After the seemingly endless grey days of winter it will be a pleasant change of scene to head to Caulfield on Saturday for the Group 2 P B Lawrence Stakes meeting. The weather is forecast to be a relatively balmy 17°C for the afternoon and, with any luck, the sun may even shine on the track.

The main attraction of the day will of course be star Tasmanian mare Mystic Journey beginning her run to the Cox Plate. She has had two trials in her home State, both of which she won easily, so it will be no surprise if she is successful in the P B Lawrence Stakes. In a way I am hoping she doesn’t win, considering the seeming curse on Lawrence Stakes winners who in recent years have failed to win again through the spring racing season. As the track is likely to be on the soft side, a surface on which  Mystic Journey is not as effective, she may miss the curse and run a creditable place.

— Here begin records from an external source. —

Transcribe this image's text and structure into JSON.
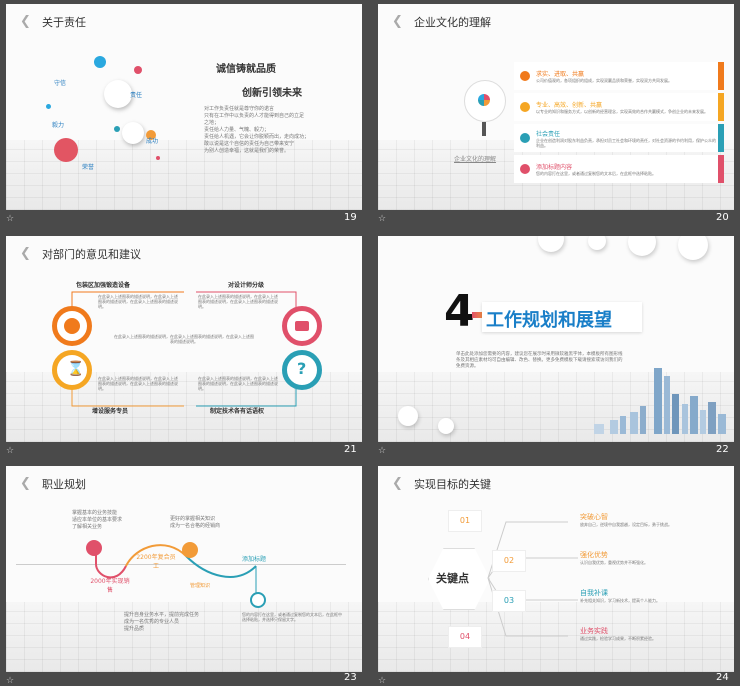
{
  "slides": {
    "s19": {
      "title": "关于责任",
      "number": "19",
      "headline1": "诚信铸就品质",
      "headline2": "创新引领未来",
      "labels": [
        "守信",
        "责任",
        "毅力",
        "成功",
        "荣誉"
      ],
      "bullets": [
        "对工作负责任就是尊守你的诺言",
        "只有在工作中以负责的人才能得到自己的立足",
        "之地；",
        "责任给人力量、气魄、毅力；",
        "责任给人机遇，它会让你脱颖而出，走向成功；",
        "敢以说是这个自信的责任为自己带来安宁",
        "为别人创造幸福，这就是我们的荣誉。"
      ]
    },
    "s20": {
      "title": "企业文化的理解",
      "num": "20",
      "caption": "企业文化的理解",
      "items": [
        {
          "head": "求实、进取、共赢",
          "body": "公司价值观的，各项组织的组成，实现双赢品质和荣誉，实现双方共同发展。"
        },
        {
          "head": "专业、高效、创新、共赢",
          "body": "以专业的知识和服务方式，以创新的经营理念，实现高效的合作共赢模式，争创企业的未来发展。"
        },
        {
          "head": "社会责任",
          "body": "企业在创造利润对股东利益负责，承担对员工社会和环境的责任，对社会资源的节约利用，保护公众的利益。"
        },
        {
          "head": "添加标题内容",
          "body": "您的内容打在这里，或者通过复制您的文本后，在此框中选择粘贴。"
        }
      ]
    },
    "s21": {
      "title": "对部门的意见和建议",
      "num": "21",
      "labels": [
        "包装区加强锻造设备",
        "对设计师分级",
        "增设服务专员",
        "制定技术各有话语权"
      ],
      "body": "在此录入上述图表的描述说明，在此录入上述图表的描述说明，在此录入上述图表的描述说明。"
    },
    "s22": {
      "big": "4",
      "title": "工作规划和展望",
      "num": "22",
      "body": "单击此处添加您需要的内容，建议您在展示时采用微软雅黑字体，本模板所有图形线条及其相应素材均可自由编辑、改色、替换。更多免费模板下载请搜索或访问我们的免费资源。"
    },
    "s23": {
      "title": "职业规划",
      "num": "23",
      "steps": [
        "2000年实现销售",
        "2200年复合员工",
        "添加标题"
      ],
      "top_list": [
        "掌握基本的业务技能",
        "适应本单位的基本要求",
        "了解相关业务"
      ],
      "mid_list": [
        "更好的掌握相关知识",
        "成为一名合格的经销商"
      ],
      "bottom_list": [
        "提升自身业务水平，提前完成任务",
        "成为一名优秀的专业人员",
        "提升品质"
      ],
      "icon_label": "管理知识",
      "right_text": "您的内容打在这里，或者通过复制您的文本后，在此框中选择粘贴，并选择只保留文字。"
    },
    "s24": {
      "title": "实现目标的关键",
      "num": "24",
      "center": "关键点",
      "items": [
        {
          "n": "01",
          "head": "突破心智",
          "body": "放弃自己，逆境中自我超越，设定目标，勇于挑战。",
          "color": "#f29b38"
        },
        {
          "n": "02",
          "head": "强化优势",
          "body": "认识自我优势，重视优势并不断强化。",
          "color": "#f29b38"
        },
        {
          "n": "03",
          "head": "自我补课",
          "body": "补充相关知识，学习新技术，提高个人能力。",
          "color": "#2a9fb5"
        },
        {
          "n": "04",
          "head": "业务实践",
          "body": "通过实践，检验学习成果，不断积累经验。",
          "color": "#e0506a"
        }
      ]
    }
  }
}
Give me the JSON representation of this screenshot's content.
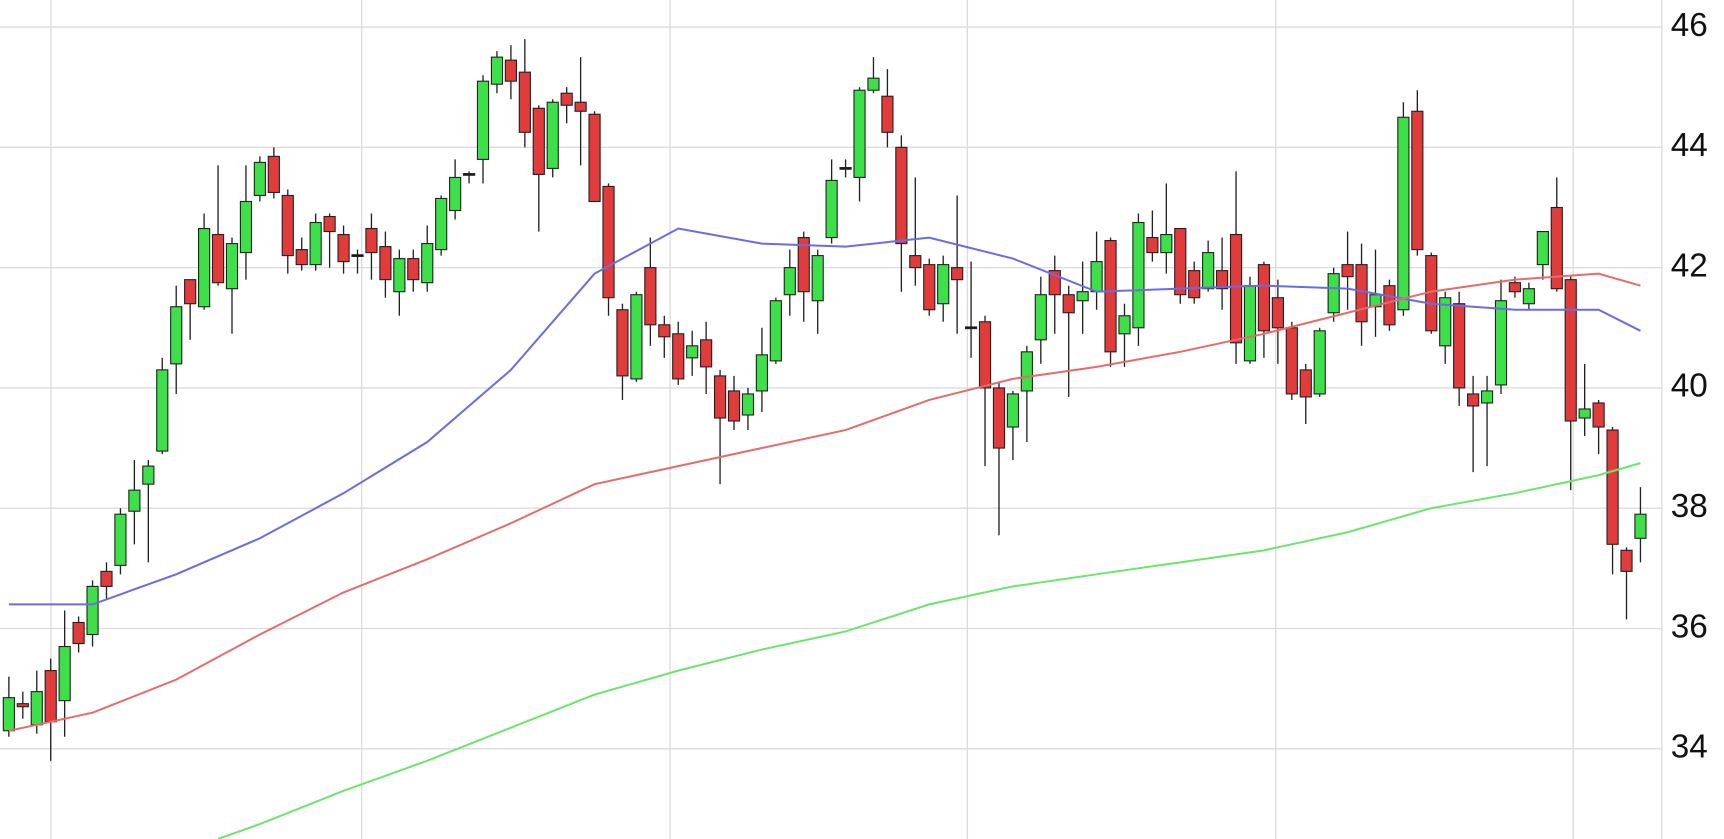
{
  "chart_data": {
    "type": "candlestick",
    "open": [
      34.3,
      34.75,
      34.4,
      35.3,
      34.8,
      36.1,
      35.9,
      36.95,
      37.05,
      37.95,
      38.4,
      38.95,
      40.4,
      41.8,
      41.35,
      42.55,
      41.65,
      42.25,
      43.2,
      43.85,
      43.2,
      42.3,
      42.05,
      42.85,
      42.55,
      42.2,
      42.65,
      42.35,
      41.6,
      42.15,
      41.75,
      42.3,
      42.95,
      43.55,
      43.8,
      45.05,
      45.45,
      45.25,
      44.65,
      43.65,
      44.9,
      44.75,
      44.55,
      43.35,
      41.3,
      40.15,
      42.0,
      41.05,
      40.9,
      40.5,
      40.8,
      40.2,
      39.95,
      39.55,
      39.95,
      40.45,
      41.55,
      42.5,
      41.45,
      42.5,
      43.65,
      43.5,
      44.95,
      44.85,
      44.0,
      42.2,
      42.05,
      41.4,
      42.0,
      41.0,
      41.1,
      40.0,
      39.35,
      39.95,
      40.8,
      41.95,
      41.55,
      41.45,
      41.6,
      42.45,
      40.9,
      41.0,
      42.5,
      42.25,
      42.65,
      41.95,
      41.65,
      41.95,
      42.55,
      40.45,
      42.05,
      41.5,
      41.0,
      40.3,
      39.9,
      41.25,
      42.05,
      42.05,
      41.35,
      41.7,
      41.3,
      44.6,
      42.2,
      40.7,
      41.4,
      39.9,
      39.75,
      40.05,
      41.75,
      41.4,
      42.05,
      43.0,
      41.8,
      39.5,
      39.75,
      39.3,
      37.3,
      37.5
    ],
    "high": [
      35.2,
      34.95,
      35.3,
      35.5,
      36.3,
      36.2,
      36.8,
      37.1,
      38.0,
      38.8,
      38.8,
      40.5,
      41.7,
      41.8,
      42.9,
      43.7,
      42.5,
      43.7,
      43.85,
      44.0,
      43.3,
      42.5,
      42.9,
      42.9,
      42.7,
      42.3,
      42.9,
      42.6,
      42.3,
      42.3,
      42.7,
      43.2,
      43.8,
      43.6,
      45.2,
      45.6,
      45.7,
      45.8,
      44.7,
      44.8,
      45.0,
      45.5,
      44.6,
      43.4,
      41.4,
      41.6,
      42.5,
      41.2,
      41.1,
      40.95,
      41.1,
      40.3,
      40.2,
      40.0,
      41.0,
      41.5,
      42.3,
      42.6,
      42.3,
      43.8,
      43.8,
      45.0,
      45.5,
      45.3,
      44.2,
      43.5,
      42.15,
      42.2,
      43.2,
      42.1,
      41.2,
      40.1,
      39.95,
      40.7,
      41.85,
      42.2,
      41.7,
      42.1,
      42.6,
      42.5,
      41.4,
      42.9,
      42.95,
      43.4,
      42.65,
      42.1,
      42.45,
      42.5,
      43.6,
      41.85,
      42.1,
      41.8,
      41.1,
      40.4,
      41.0,
      42.0,
      42.6,
      42.4,
      42.3,
      41.8,
      44.75,
      44.95,
      42.25,
      41.6,
      41.6,
      40.2,
      40.2,
      41.8,
      41.85,
      41.75,
      42.6,
      43.5,
      41.85,
      40.4,
      39.8,
      39.35,
      37.35,
      38.35
    ],
    "low": [
      34.2,
      34.5,
      34.25,
      33.8,
      34.2,
      35.6,
      35.7,
      36.5,
      36.9,
      37.4,
      37.1,
      38.9,
      39.9,
      40.8,
      41.3,
      41.7,
      40.9,
      41.8,
      43.1,
      43.15,
      41.9,
      41.95,
      41.95,
      42.0,
      41.9,
      41.9,
      41.8,
      41.5,
      41.2,
      41.6,
      41.6,
      42.2,
      42.8,
      43.4,
      43.4,
      44.9,
      44.8,
      44.0,
      42.6,
      43.5,
      44.4,
      43.7,
      43.1,
      41.2,
      39.8,
      40.1,
      40.7,
      40.5,
      40.05,
      40.2,
      39.9,
      38.4,
      39.3,
      39.3,
      39.6,
      40.4,
      41.2,
      41.1,
      40.9,
      42.4,
      43.5,
      43.1,
      44.9,
      44.0,
      41.6,
      41.7,
      41.2,
      41.1,
      40.9,
      40.5,
      38.7,
      37.55,
      38.8,
      39.1,
      40.4,
      40.9,
      39.85,
      40.9,
      41.3,
      40.35,
      40.35,
      40.7,
      42.1,
      41.9,
      41.4,
      41.4,
      41.6,
      41.3,
      40.4,
      40.4,
      40.5,
      40.4,
      39.8,
      39.4,
      39.85,
      41.1,
      41.3,
      40.7,
      40.85,
      40.95,
      41.2,
      42.2,
      40.9,
      40.4,
      39.7,
      38.6,
      38.7,
      39.9,
      41.5,
      41.3,
      41.8,
      41.6,
      38.3,
      39.2,
      38.9,
      36.9,
      36.15,
      37.1
    ],
    "close": [
      34.85,
      34.7,
      34.95,
      34.45,
      35.7,
      35.75,
      36.7,
      36.7,
      37.9,
      38.3,
      38.7,
      40.3,
      41.35,
      41.4,
      42.65,
      41.75,
      42.4,
      43.1,
      43.75,
      43.25,
      42.2,
      42.05,
      42.75,
      42.6,
      42.1,
      42.2,
      42.25,
      41.8,
      42.15,
      41.8,
      42.4,
      43.15,
      43.5,
      43.55,
      45.1,
      45.5,
      45.1,
      44.25,
      43.55,
      44.75,
      44.7,
      44.6,
      43.1,
      41.5,
      40.2,
      41.55,
      41.05,
      40.85,
      40.15,
      40.7,
      40.35,
      39.5,
      39.45,
      39.9,
      40.55,
      41.45,
      42.0,
      41.6,
      42.2,
      43.45,
      43.65,
      44.95,
      45.15,
      44.25,
      42.4,
      42.0,
      41.3,
      42.05,
      41.8,
      41.0,
      40.0,
      39.0,
      39.9,
      40.6,
      41.55,
      41.55,
      41.25,
      41.6,
      42.1,
      40.6,
      41.2,
      42.75,
      42.25,
      42.55,
      41.55,
      41.5,
      42.25,
      41.65,
      40.75,
      41.7,
      40.95,
      41.0,
      39.9,
      39.85,
      40.95,
      41.9,
      41.85,
      41.1,
      41.55,
      41.05,
      44.5,
      42.3,
      40.95,
      41.5,
      40.0,
      39.7,
      39.95,
      41.45,
      41.6,
      41.65,
      42.6,
      41.65,
      39.45,
      39.65,
      39.35,
      37.4,
      36.95,
      37.9
    ],
    "up_color": "#3ee04a",
    "down_color": "#e23b3b",
    "lines": [
      {
        "color": "#6b6be6",
        "x": [
          0,
          6,
          12,
          18,
          24,
          30,
          36,
          42,
          48,
          54,
          60,
          66,
          72,
          78,
          84,
          90,
          96,
          102,
          108,
          114,
          117
        ],
        "values": [
          36.4,
          36.4,
          36.9,
          37.5,
          38.25,
          39.1,
          40.3,
          41.9,
          42.65,
          42.4,
          42.35,
          42.5,
          42.15,
          41.6,
          41.65,
          41.7,
          41.65,
          41.4,
          41.3,
          41.3,
          40.95
        ]
      },
      {
        "color": "#e66b6b",
        "x": [
          0,
          6,
          12,
          18,
          24,
          30,
          36,
          42,
          48,
          54,
          60,
          66,
          72,
          78,
          84,
          90,
          96,
          102,
          108,
          114,
          117
        ],
        "values": [
          34.3,
          34.6,
          35.15,
          35.9,
          36.6,
          37.15,
          37.75,
          38.4,
          38.7,
          39.0,
          39.3,
          39.8,
          40.15,
          40.35,
          40.6,
          40.9,
          41.25,
          41.6,
          41.8,
          41.9,
          41.7
        ]
      },
      {
        "color": "#6be66b",
        "x": [
          15,
          18,
          24,
          30,
          36,
          42,
          48,
          54,
          60,
          66,
          72,
          78,
          84,
          90,
          96,
          102,
          108,
          114,
          117
        ],
        "values": [
          32.5,
          32.75,
          33.3,
          33.8,
          34.35,
          34.9,
          35.3,
          35.65,
          35.95,
          36.4,
          36.7,
          36.9,
          37.1,
          37.3,
          37.6,
          38.0,
          38.25,
          38.55,
          38.75
        ]
      }
    ],
    "ylim": [
      32.5,
      46.45
    ],
    "yticks": [
      34,
      36,
      38,
      40,
      42,
      44,
      46
    ],
    "grid": true
  }
}
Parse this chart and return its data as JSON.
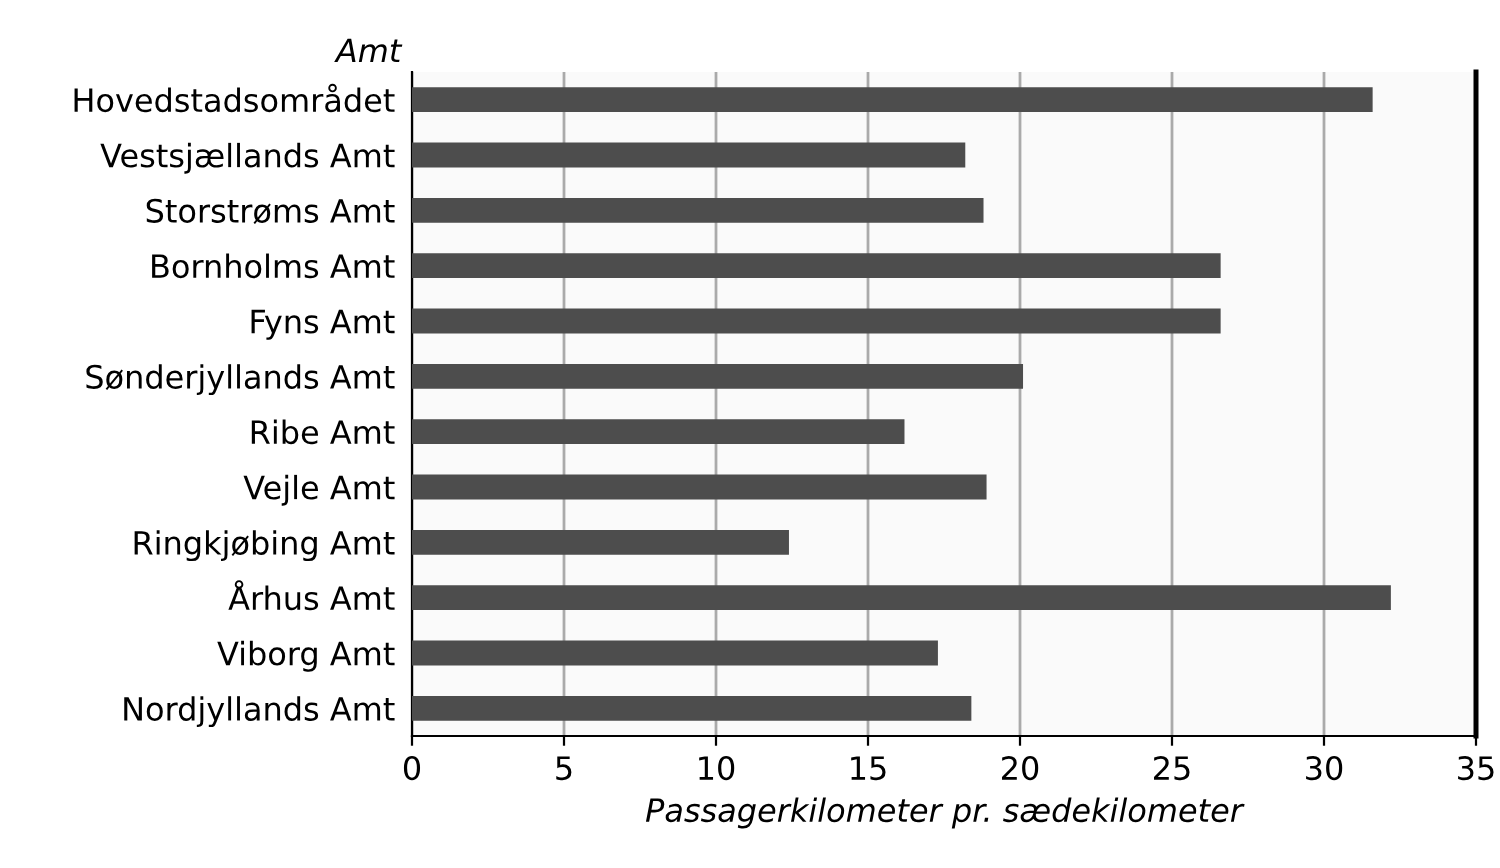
{
  "chart_data": {
    "type": "bar",
    "orientation": "horizontal",
    "ylabel": "Amt",
    "xlabel": "Passagerkilometer pr. sædekilometer",
    "categories": [
      "Hovedstadsområdet",
      "Vestsjællands Amt",
      "Storstrøms Amt",
      "Bornholms Amt",
      "Fyns Amt",
      "Sønderjyllands Amt",
      "Ribe Amt",
      "Vejle Amt",
      "Ringkjøbing Amt",
      "Århus Amt",
      "Viborg Amt",
      "Nordjyllands Amt"
    ],
    "values": [
      31.6,
      18.2,
      18.8,
      26.6,
      26.6,
      20.1,
      16.2,
      18.9,
      12.4,
      32.2,
      17.3,
      18.4
    ],
    "color": "#4d4d4d",
    "xlim": [
      0,
      35
    ],
    "xticks": [
      0,
      5,
      10,
      15,
      20,
      25,
      30,
      35
    ],
    "grid": "x"
  }
}
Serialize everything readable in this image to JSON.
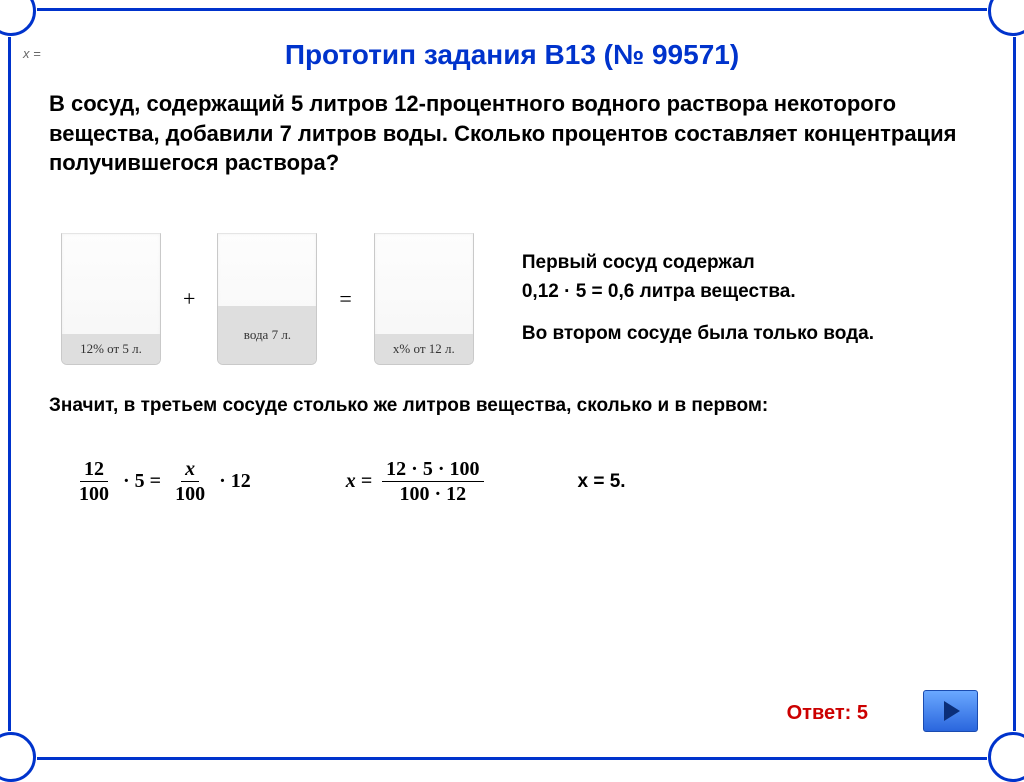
{
  "corner_label": "x =",
  "title": "Прототип задания B13 (№ 99571)",
  "problem": "В сосуд, содержащий 5 литров 12-процентного водного раствора некоторого вещества, добавили 7 литров воды. Сколько процентов составляет концентрация получившегося раствора?",
  "vessels": {
    "v1": {
      "label": "12% от 5 л.",
      "fill_pct": 23
    },
    "op1": "+",
    "v2": {
      "label": "вода 7 л.",
      "fill_pct": 45
    },
    "op2": "=",
    "v3": {
      "label": "x% от 12 л.",
      "fill_pct": 23
    }
  },
  "side": {
    "line1": "Первый сосуд содержал",
    "line2": "0,12 · 5 = 0,6 литра вещества.",
    "line3": "Во втором сосуде была только вода."
  },
  "mid": "Значит, в третьем сосуде столько же литров вещества, сколько и в первом:",
  "eq": {
    "f1_num": "12",
    "f1_den": "100",
    "mul1": "· 5 =",
    "f2_num": "x",
    "f2_den": "100",
    "mul2": "· 12",
    "xeq": "x =",
    "f3_num": "12 · 5 · 100",
    "f3_den": "100 · 12",
    "result": "x = 5."
  },
  "answer_label": "Ответ: 5",
  "colors": {
    "frame": "#0033cc",
    "title": "#0033cc",
    "answer": "#cc0000",
    "vessel_fill": "#dedede",
    "vessel_border": "#c9c9c9"
  }
}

A rather good field has accepted for the race, most notably the evergreen Hartnell who won this race in 2017. Also in the picture are Group 1 winners Harlem, Trap for Fools and Kenedna, along with the likes of Fifty Stars and Cliff’s Edge and the intriguing Neufbosc, a French stayer having his first start in Australia.

The support card contains several interesting races, especially the Group 3 Quezette Stakes and Vain Stakes, where three year old Guineas aspirants will be kicking off their spring campaigns.

As usual the fillies Quezette Stakes looks to have a more classy field with Blue Diamond Stakes winner Lyre being the leading contender and other potential stars like Exhilarates, Sizzlefly and Lankan Star.

Last year’s Quezette Stakes was won by Sunlight, who went on to win three Group 1 races and is being aimed at The Everest this spring, so I doubt we’ll see her in Melbourne as she’ll be building up to The Everest in Sydney.

Only six colts will tackle the Vain Stakes, the top picks being Dubious and Bivouac with Sebrakate and Star Surprise also in with a chance.

I’m going to take my time getting to Caulfield anticipating arriving around 2.00pm in plenty of time for the Vain Stakes.